Por que o petróleo Brent está subindo
O Brent, referência do petróleo para a Europa, acumula valorização superior a 3% nesta semana, e a eleição de Donald Trump como próximo presidente dos Estados Unidos da América aparece como o principal fator por trás do movimento.
Entre os pontos citados está o conjunto de medidas protecionistas anunciadas durante a campanha, como a imposição de tarifas, com potencial de impacto global - começando pela China, um dos maiores importadores de petróleo do mundo. Soma-se a isso a intenção de Trump de endurecer sanções contra o Irã e a Venezuela, ambos produtores de petróleo.
Também entra na conta a decisão de ontem (7 de novembro) da Reserva Federal dos EUA de reduzir as taxas de juros em 0,25 pontos base (para entre 4,5%-4,75%), buscando incentivar o crescimento econômico e, por consequência, o consumo.
Previsão de preços dos combustíveis: diesel e gasolina
Com base em informações repassadas por fontes ligadas ao setor dos combustíveis, no começo da próxima semana tanto o diesel comum quanto a gasolina comum devem ter aumento de 2,5 centavos por litro.
Se as projeções se confirmarem, o preço médio do diesel (comum) deverá ficar em 1,582 €/l, enquanto a gasolina (simples 95) sobe para 1,702 €/l.
Como de costume, a base de cálculo para o preço dos combustíveis são os números divulgados pela Direção-Geral de Energia e Geologia (DGEG) - neste caso, os referentes a ontem, quinta-feira, 7 de novembro.
Os valores publicados pela DGEG já consideram os descontos praticados pelas distribuidoras e também as medidas do Governo atualmente em vigor. Ainda assim, vale reforçar que não se trata do preço que você verá no posto, já que são apenas médias indicativas.
Além disso, cada revendedor segue livre para definir o preço que considera mais adequado à própria estratégia.
Medidas do Governo
As medidas extraordinárias de apoio aos combustíveis continuam em vigor, embora venham sendo reduzidas de forma gradual.
A redução dos «descontos fiscais» deve prosseguir, algo reiterado na proposta do Orçamento do Estado para 2025. Para 2025, o Governo propõe o “fim da isenção de ISP sobre os biocombustíveis avançados e o descongelamento progressivo da taxa de carbono”.
A atualização progressiva da taxa de carbono é apontada como a iniciativa com maior peso na evolução do preço dos combustíveis.

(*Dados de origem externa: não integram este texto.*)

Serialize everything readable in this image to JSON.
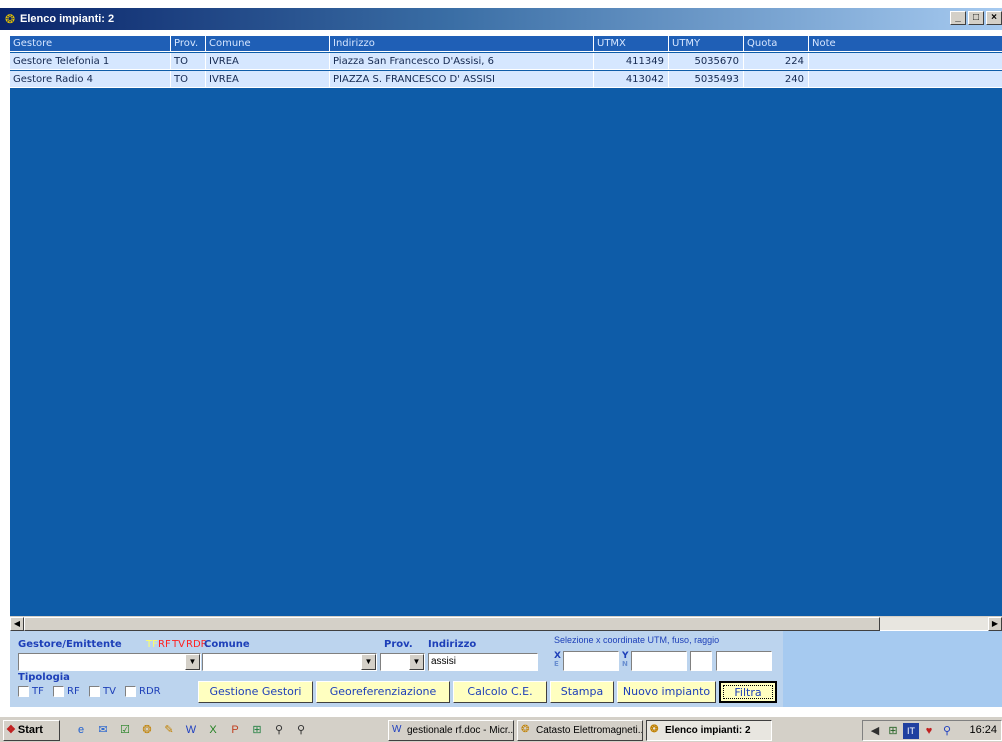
{
  "window": {
    "title": "Elenco impianti: 2",
    "controls": [
      "_",
      "□",
      "×"
    ]
  },
  "table": {
    "columns": [
      "Gestore",
      "Prov.",
      "Comune",
      "Indirizzo",
      "UTMX",
      "UTMY",
      "Quota",
      "Note"
    ],
    "rows": [
      [
        "Gestore Telefonia 1",
        "TO",
        "IVREA",
        "Piazza San Francesco D'Assisi, 6",
        "411349",
        "5035670",
        "224",
        ""
      ],
      [
        "Gestore Radio 4",
        "TO",
        "IVREA",
        "PIAZZA S. FRANCESCO D' ASSISI",
        "413042",
        "5035493",
        "240",
        ""
      ]
    ]
  },
  "filter": {
    "gestore_label": "Gestore/Emittente",
    "type_tags": [
      {
        "text": "TF",
        "color": "#ffff66"
      },
      {
        "text": "RF",
        "color": "#ff2020"
      },
      {
        "text": "TV",
        "color": "#ff2020"
      },
      {
        "text": "RDR",
        "color": "#ff2020"
      }
    ],
    "comune_label": "Comune",
    "prov_label": "Prov.",
    "indirizzo_label": "Indirizzo",
    "indirizzo_value": "assisi",
    "utm_label": "Selezione x coordinate UTM, fuso, raggio",
    "x_label": "X",
    "x_sub": "E",
    "y_label": "Y",
    "y_sub": "N",
    "tipologia_label": "Tipologia",
    "checkboxes": [
      "TF",
      "RF",
      "TV",
      "RDR"
    ],
    "buttons": {
      "gestione": "Gestione Gestori",
      "georef": "Georeferenziazione",
      "calcolo": "Calcolo C.E.",
      "stampa": "Stampa",
      "nuovo": "Nuovo impianto",
      "filtra": "Filtra"
    }
  },
  "taskbar": {
    "start": "Start",
    "tasks": [
      {
        "label": "gestionale rf.doc - Micr...",
        "icon": "word-doc-icon"
      },
      {
        "label": "Catasto Elettromagneti...",
        "icon": "app-icon"
      },
      {
        "label": "Elenco impianti: 2",
        "icon": "app-icon",
        "active": true
      }
    ],
    "clock": "16:24"
  }
}
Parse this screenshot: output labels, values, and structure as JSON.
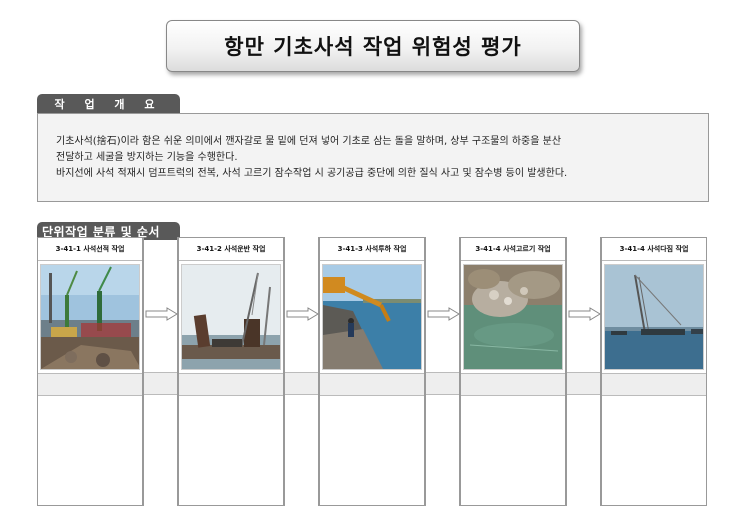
{
  "title": "항만 기초사석 작업 위험성 평가",
  "overview": {
    "tab_label": "작 업 개 요",
    "line1": "기초사석(捨石)이라 함은 쉬운 의미에서 깬자갈로 물 밑에 던져 넣어 기초로 삼는 돌을 말하며, 상부 구조물의 하중을 분산",
    "line2": "전달하고 세굴을 방지하는 기능을 수행한다.",
    "line3": "바지선에 사석 적재시 덤프트럭의 전복, 사석 고르기 잠수작업 시 공기공급 중단에 의한 질식 사고 및 잠수병 등이 발생한다."
  },
  "tasks": {
    "tab_label": "단위작업 분류 및 순서",
    "steps": [
      {
        "label": "3-41-1 사석선적 작업",
        "icon": "loading-dock-photo"
      },
      {
        "label": "3-41-2 사석운반 작업",
        "icon": "barge-crane-photo"
      },
      {
        "label": "3-41-3 사석투하 작업",
        "icon": "excavator-dumping-photo"
      },
      {
        "label": "3-41-4 사석고르기 작업",
        "icon": "underwater-rubble-photo"
      },
      {
        "label": "3-41-4 사석다짐 작업",
        "icon": "crane-barge-sea-photo"
      }
    ]
  },
  "colors": {
    "tab_bg": "#595959",
    "box_bg": "#f3f3f3",
    "band_bg": "#eeeeee"
  }
}
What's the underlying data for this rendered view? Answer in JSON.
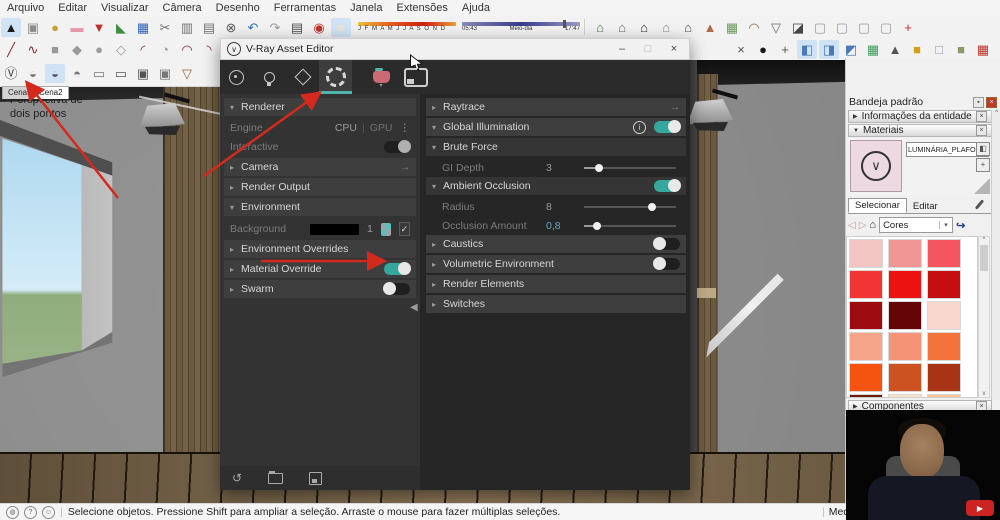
{
  "menu": [
    "Arquivo",
    "Editar",
    "Visualizar",
    "Câmera",
    "Desenho",
    "Ferramentas",
    "Janela",
    "Extensões",
    "Ajuda"
  ],
  "shadow": {
    "months": "J F M A M J J A S O N D",
    "start": "05:43",
    "noon": "Meio-dia",
    "end": "17:47"
  },
  "toolbars": {
    "row1": [
      {
        "name": "select-tool-icon",
        "glyph": "▲",
        "color": "#1a1a1a",
        "bg": "#cfe3f5"
      },
      {
        "name": "make-component-icon",
        "glyph": "▣",
        "color": "#8a8a8a"
      },
      {
        "name": "paint-bucket-icon",
        "glyph": "●",
        "color": "#c9a23a"
      },
      {
        "name": "eraser-icon",
        "glyph": "▬",
        "color": "#e598a6"
      },
      {
        "name": "add-location-icon",
        "glyph": "▼",
        "color": "#c03028"
      },
      {
        "name": "open-model-icon",
        "glyph": "◣",
        "color": "#3f8f3f"
      },
      {
        "name": "save-icon",
        "glyph": "▦",
        "color": "#2f5fb5"
      },
      {
        "name": "cut-icon",
        "glyph": "✂",
        "color": "#707070"
      },
      {
        "name": "copy-icon",
        "glyph": "▥",
        "color": "#707070"
      },
      {
        "name": "paste-icon",
        "glyph": "▤",
        "color": "#707070"
      },
      {
        "name": "delete-icon",
        "glyph": "⊗",
        "color": "#5a5a5a"
      },
      {
        "name": "undo-icon",
        "glyph": "↶",
        "color": "#2f6fc5"
      },
      {
        "name": "redo-icon",
        "glyph": "↷",
        "color": "#9a9a9a"
      },
      {
        "name": "print-icon",
        "glyph": "▤",
        "color": "#4a4a4a"
      },
      {
        "name": "model-info-icon",
        "glyph": "◉",
        "color": "#c03028"
      },
      {
        "name": "shadows-toggle-icon",
        "glyph": "■",
        "color": "#e8e4da",
        "bg": "#cfe3f5"
      }
    ],
    "row1_right": [
      {
        "name": "orbit-house-icon",
        "glyph": "⌂",
        "color": "#557a55"
      },
      {
        "name": "look-around-icon",
        "glyph": "⌂",
        "color": "#6a6a6a"
      },
      {
        "name": "front-view-icon",
        "glyph": "⌂",
        "color": "#2a2a2a"
      },
      {
        "name": "back-view-icon",
        "glyph": "⌂",
        "color": "#8a8a8a"
      },
      {
        "name": "iso-view-icon",
        "glyph": "⌂",
        "color": "#4a4a4a"
      },
      {
        "name": "sandbox-from-contours-icon",
        "glyph": "▲",
        "color": "#b06a4a"
      },
      {
        "name": "sandbox-from-scratch-icon",
        "glyph": "▦",
        "color": "#6a9a5a"
      },
      {
        "name": "smoove-icon",
        "glyph": "◠",
        "color": "#9a6a4a"
      },
      {
        "name": "stamp-icon",
        "glyph": "▽",
        "color": "#6a6a6a"
      },
      {
        "name": "drape-icon",
        "glyph": "◪",
        "color": "#444444"
      },
      {
        "name": "paste-in-place-icon",
        "glyph": "▢",
        "color": "#9a9aa5"
      },
      {
        "name": "select-all-icon",
        "glyph": "▢",
        "color": "#9a9aa5"
      },
      {
        "name": "select-none-icon",
        "glyph": "▢",
        "color": "#9a9aa5"
      },
      {
        "name": "invert-selection-icon",
        "glyph": "▢",
        "color": "#9a9aa5"
      },
      {
        "name": "zoom-extents-icon",
        "glyph": "+",
        "color": "#c03028"
      }
    ],
    "row2_left": [
      {
        "name": "line-tool-icon",
        "glyph": "╱",
        "color": "#8a2a2a"
      },
      {
        "name": "freehand-tool-icon",
        "glyph": "∿",
        "color": "#8a2a2a"
      },
      {
        "name": "rectangle-tool-icon",
        "glyph": "■",
        "color": "#9a9a9a"
      },
      {
        "name": "rotated-rectangle-tool-icon",
        "glyph": "◆",
        "color": "#9a9a9a"
      },
      {
        "name": "circle-tool-icon",
        "glyph": "●",
        "color": "#9a9a9a"
      },
      {
        "name": "polygon-tool-icon",
        "glyph": "◇",
        "color": "#9a9a9a"
      },
      {
        "name": "arc-tool-icon",
        "glyph": "◜",
        "color": "#8a2a2a"
      },
      {
        "name": "pie-tool-icon",
        "glyph": "◔",
        "color": "#9a9a9a"
      },
      {
        "name": "two-point-arc-tool-icon",
        "glyph": "◠",
        "color": "#8a2a2a"
      },
      {
        "name": "three-point-arc-tool-icon",
        "glyph": "◝",
        "color": "#8a2a2a"
      }
    ],
    "row2_right": [
      {
        "name": "close-toolbar-icon",
        "glyph": "×",
        "color": "#555555"
      },
      {
        "name": "sphere-tool-icon",
        "glyph": "●",
        "color": "#1a1a1a"
      },
      {
        "name": "axes-tool-icon",
        "glyph": "+",
        "color": "#555555"
      },
      {
        "name": "section-plane-icon",
        "glyph": "◧",
        "color": "#4a7ab5",
        "bg": "#cfe3f5"
      },
      {
        "name": "section-display-icon",
        "glyph": "◨",
        "color": "#4a7ab5",
        "bg": "#cfe3f5"
      },
      {
        "name": "section-cut-icon",
        "glyph": "◩",
        "color": "#4a7ab5"
      },
      {
        "name": "gradient-material-icon",
        "glyph": "▦",
        "color": "#3a9a5a"
      },
      {
        "name": "select-texture-icon",
        "glyph": "▲",
        "color": "#555555"
      },
      {
        "name": "style-shaded-icon",
        "glyph": "■",
        "color": "#d4a017"
      },
      {
        "name": "style-hidden-line-icon",
        "glyph": "□",
        "color": "#8a9ab5"
      },
      {
        "name": "style-monochrome-icon",
        "glyph": "■",
        "color": "#8a9a6a"
      },
      {
        "name": "layout-export-icon",
        "glyph": "▦",
        "color": "#c03028"
      }
    ],
    "vray_row": [
      {
        "name": "vray-logo-icon",
        "glyph": "Ⓥ",
        "color": "#3a3a3a"
      },
      {
        "name": "render-icon",
        "glyph": "◒",
        "color": "#777777"
      },
      {
        "name": "render-interactive-icon",
        "glyph": "◒",
        "color": "#555577",
        "bg": "#cfe3f5"
      },
      {
        "name": "render-viewport-icon",
        "glyph": "◓",
        "color": "#777777"
      },
      {
        "name": "viewport-render-icon",
        "glyph": "▭",
        "color": "#777777"
      },
      {
        "name": "frame-buffer-icon",
        "glyph": "▭",
        "color": "#555555"
      },
      {
        "name": "batch-render-icon",
        "glyph": "▣",
        "color": "#555555"
      },
      {
        "name": "lock-icon",
        "glyph": "▣",
        "color": "#777777"
      },
      {
        "name": "funnel-icon",
        "glyph": "▽",
        "color": "#a0622d"
      }
    ]
  },
  "scene_tabs": {
    "tab1": "Cena1",
    "tab2": "Cena2"
  },
  "viewport": {
    "label_line1": "Perspectiva de",
    "label_line2": "dois pontos"
  },
  "vray_editor": {
    "title": "V-Ray Asset Editor",
    "logo_glyph": "∨",
    "controls": {
      "minimize": "–",
      "maximize": "□",
      "close": "×"
    },
    "left": {
      "renderer": "Renderer",
      "engine": "Engine",
      "cpu": "CPU",
      "gpu": "GPU",
      "interactive": "Interactive",
      "camera": "Camera",
      "render_output": "Render Output",
      "environment": "Environment",
      "background": "Background",
      "background_value": "1",
      "environment_overrides": "Environment Overrides",
      "material_override": "Material Override",
      "swarm": "Swarm"
    },
    "right": {
      "raytrace": "Raytrace",
      "global_illumination": "Global Illumination",
      "brute_force": "Brute Force",
      "gi_depth_label": "GI Depth",
      "gi_depth_value": "3",
      "ambient_occlusion": "Ambient Occlusion",
      "radius_label": "Radius",
      "radius_value": "8",
      "occlusion_label": "Occlusion Amount",
      "occlusion_value": "0,8",
      "caustics": "Caustics",
      "volumetric": "Volumetric Environment",
      "render_elements": "Render Elements",
      "switches": "Switches"
    }
  },
  "tray": {
    "title": "Bandeja padrão",
    "entity_info": "Informações da entidade",
    "materials": "Materiais",
    "material_name": "LUMINÁRIA_PLAFON_ACES",
    "tab_select": "Selecionar",
    "tab_edit": "Editar",
    "collection": "Cores",
    "components": "Componentes",
    "colors": [
      "#f2c5c2",
      "#f09694",
      "#f4555e",
      "#f23532",
      "#ec1212",
      "#c60d11",
      "#9d0a0f",
      "#650508",
      "#f8d7ce",
      "#f4a488",
      "#f49376",
      "#f4733b",
      "#f4540f",
      "#cc5221",
      "#a93415",
      "#6b1f0a",
      "#f7e3c8",
      "#f8c496"
    ]
  },
  "statusbar": {
    "message": "Selecione objetos. Pressione Shift para ampliar a seleção. Arraste o mouse para fazer múltiplas seleções.",
    "measure": "Medi"
  },
  "accent": {
    "teal": "#45b6ab",
    "red_arrow": "#d42a1e"
  }
}
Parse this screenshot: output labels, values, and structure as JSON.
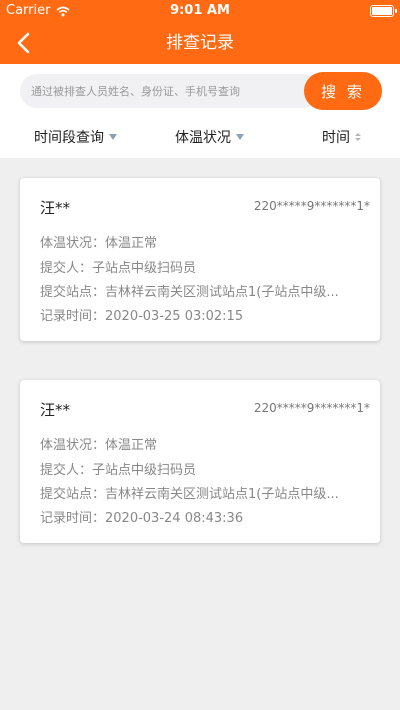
{
  "status_bar": {
    "carrier": "Carrier",
    "time": "9:01 AM"
  },
  "navbar": {
    "title": "排查记录"
  },
  "search": {
    "placeholder": "通过被排查人员姓名、身份证、手机号查询",
    "button_label": "搜 索"
  },
  "filters": [
    {
      "label": "时间段查询"
    },
    {
      "label": "体温状况"
    },
    {
      "label": "时间"
    }
  ],
  "records": [
    {
      "name": "汪**",
      "id_number": "220*****9*******1*",
      "temperature_label": "体温状况：",
      "temperature": "体温正常",
      "submitter_label": "提交人：",
      "submitter": "子站点中级扫码员",
      "station_label": "提交站点：",
      "station": "吉林祥云南关区测试站点1(子站点中级...",
      "time_label": "记录时间：",
      "time": "2020-03-25 03:02:15"
    },
    {
      "name": "汪**",
      "id_number": "220*****9*******1*",
      "temperature_label": "体温状况：",
      "temperature": "体温正常",
      "submitter_label": "提交人：",
      "submitter": "子站点中级扫码员",
      "station_label": "提交站点：",
      "station": "吉林祥云南关区测试站点1(子站点中级...",
      "time_label": "记录时间：",
      "time": "2020-03-24 08:43:36"
    }
  ],
  "colors": {
    "accent": "#ff6a13",
    "background": "#efefef"
  }
}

Vale lembrar que ela já passou por três atualizações desde 26 de agosto - a mais recente ocorreu em setembro. Atualmente, a taxa de carbono está em 81 €/t de CO2, conforme a Portaria n.º 210-A/2024/1. Ainda assim, segue abaixo de 83,524 €/t, que era o valor previsto para este ano caso o congelamento não tivesse sido aplicado.
O efeito acumulado da atualização da taxa de carbono no preço dos combustíveis chega a 7,5 centavos por litro no diesel e 6,9 centavos na gasolina (fonte: Eco).
O «desconto» do ISP permanece - 15,1 centavos por litro no diesel e 16,3 centavos por litro na gasolina -, mas a soma de todos os apoios tende a ser menor, totalizando 17,6 centavos por litro de diesel e 19,2 centavos por litro de gasolina.